Indagato un maresciallo e altri due militari. Dal processo d’appello l’esortazione dei giudici a mettere sotto la lente l’operato degli uomini dell’Arma.
Di Checchino Antonini da Popoff
Omicidio Cucchi, spuntano i carabinieri tirati fuori, all’epoca dai fatti, dal gioco di squadra tra la Procura, molto legata all’Arma, e l’allora ministro della difesa La Russa. Ora tre carabinieri sono sotto inchiesta a quasi sei anni dalla morte del ragazzo di 26 anni. Tra loro, l’ex vicecomandante della stazione di Tor Sapienza dove Cucchi fu portato la notte dell’arresto (il 15 ottobre 2009), indagato per falsa testimonianza. Si tratta del maresciallo Roberto Mandolini la cui deposizione al processo d’appello contro medici e agenti della polizia penitenziaria è risultata in conflitto con i fatti accertati dai pm. Per altri due militari potrebbe verificarsi presto l’iscrizione al registro degli indagati per lesioni colpose: le percosse inflitte al ragazzo.
Secondo i risultati del controverso processo, Cucchi fu malmenato più volte dal momento dell’arresto fino alla detenzione in carcere. Nella motivazione di 67 pagine i giudici avevano sottolineato che «le lesioni subite da Cucchi sono necessariamente collegate ad un’azione di percosse e comunque da un’azione volontaria che può essere consistita anche in una semplice spinta che abbia provocato la caduta a terra con l’impatto sia del coccige, sia della testa contro una parete o contro il pavimento». Sempre per quanto riguarda le lesioni provocate a Cucchi la Corte sottolineava che «non può essere definita un’astratta congiuntura l’ipotesi emersa in primo grado secondo la quale l’azione violenta sarebbe stata commessa dai carabinieri che hanno avuto in custodia Cucchi nella fase successiva alla perquisizione domiciliare» e ciò perchè l’ipotesi si fonda su concrete circostanze testimoniali dalle quali emerge che «già prima di arrivare in Tribunale Cucchi presentava segni e disturbi che facevano pensare ad un fatto traumatico avvenuto nel corso della notte».
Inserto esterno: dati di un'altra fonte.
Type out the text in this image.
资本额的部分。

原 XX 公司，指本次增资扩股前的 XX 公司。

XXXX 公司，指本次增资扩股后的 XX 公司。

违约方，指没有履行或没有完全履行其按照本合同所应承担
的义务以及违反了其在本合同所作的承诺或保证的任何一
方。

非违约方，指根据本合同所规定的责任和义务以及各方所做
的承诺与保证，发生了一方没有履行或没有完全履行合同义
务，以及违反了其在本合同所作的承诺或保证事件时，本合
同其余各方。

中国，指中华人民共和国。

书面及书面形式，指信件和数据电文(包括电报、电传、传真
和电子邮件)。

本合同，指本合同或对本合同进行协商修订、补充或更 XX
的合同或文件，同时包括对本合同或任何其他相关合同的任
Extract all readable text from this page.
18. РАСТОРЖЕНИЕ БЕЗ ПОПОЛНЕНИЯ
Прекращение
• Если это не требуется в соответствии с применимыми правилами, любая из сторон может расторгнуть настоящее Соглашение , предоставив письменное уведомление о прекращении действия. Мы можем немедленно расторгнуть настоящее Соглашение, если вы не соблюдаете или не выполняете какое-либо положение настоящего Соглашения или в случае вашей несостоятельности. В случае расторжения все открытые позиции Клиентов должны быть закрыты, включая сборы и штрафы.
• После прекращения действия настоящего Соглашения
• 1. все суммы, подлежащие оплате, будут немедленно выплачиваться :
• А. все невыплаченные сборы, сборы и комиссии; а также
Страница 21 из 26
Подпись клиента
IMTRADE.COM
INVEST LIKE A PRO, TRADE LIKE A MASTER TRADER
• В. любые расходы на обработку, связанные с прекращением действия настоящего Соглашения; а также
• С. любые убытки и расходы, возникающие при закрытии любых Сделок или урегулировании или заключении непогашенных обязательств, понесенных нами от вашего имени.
L’inchiesta a molti sembrò strabica concentrandosi solo sulla polizia penitenziaria e i medici del “repartino” del Pertini che ebbero in custodia Cucchi durante la detenzione. Più volte anche il Dap rilasciò comunicati che avvertivano della necessità di andare a controllare altre amministrazioni coinvolte nella vicenda. A porre un diktat sulla Benemerita fu La Russa in persona: «il Ministro della Difesa aveva rivendicato la correttezza del comportamento dei Carabinieri – scrive la sentenza di primo grado – inoltre vi erano state dichiarazioni di parlamentari appartenenti a diversi schieramenti politici, il tutto veicolato da Radio Radicale, (emittente nazionale), con la trasmissione “Radio Carcere”, molto popolare tra i detenuti». E poi ci sono i “pasticci” delle carte che accompagnano il detenuto all’udienza di convalida, da cui risultava essere un albanese più anziano e senza fissa dimora così da precludergli i domiciliari. Oppure il “giallo” dell’avvocato: Cucchi ne aveva nominato uno ma l’Arma non l’ha cercato. E le dichiarazioni dei militari cozzano spesso tra loro.
Comincia a dare frutti, così pare, l’inchiesta bis della Procura di Roma disposta dopo l’assoluzione in corte d’appello di medici e secondini. Il vice comandante di Tor Sapienza sarebbe caduto in contraddizione sulla propria partecipazione alle perquisizioni domiciliari eseguite nei confronti di Cucchi. Non sarebbe stato convincente sul mancato fotosegnalamento. Perché non fu fatto? E perché gli altri due carabinieri operarono in borghese e non risulterebbero ufficialmente fra gli esecutori dell’arresto? Mandolini, il maresciallo, disse: «Il signor Cucchi mi disse che non gradiva sporcarsi con l’inchiostro per gli accertamenti dattiloscopici (impronte, ndr) e fotosegnaletici. Dopo questa sua richiesta non ho ritenuto necessario farlo, visto che era una persona tossicodipendente, non l’ho voluto sforzare a fargli questa identificazione e non gli feci fare questi rilievi».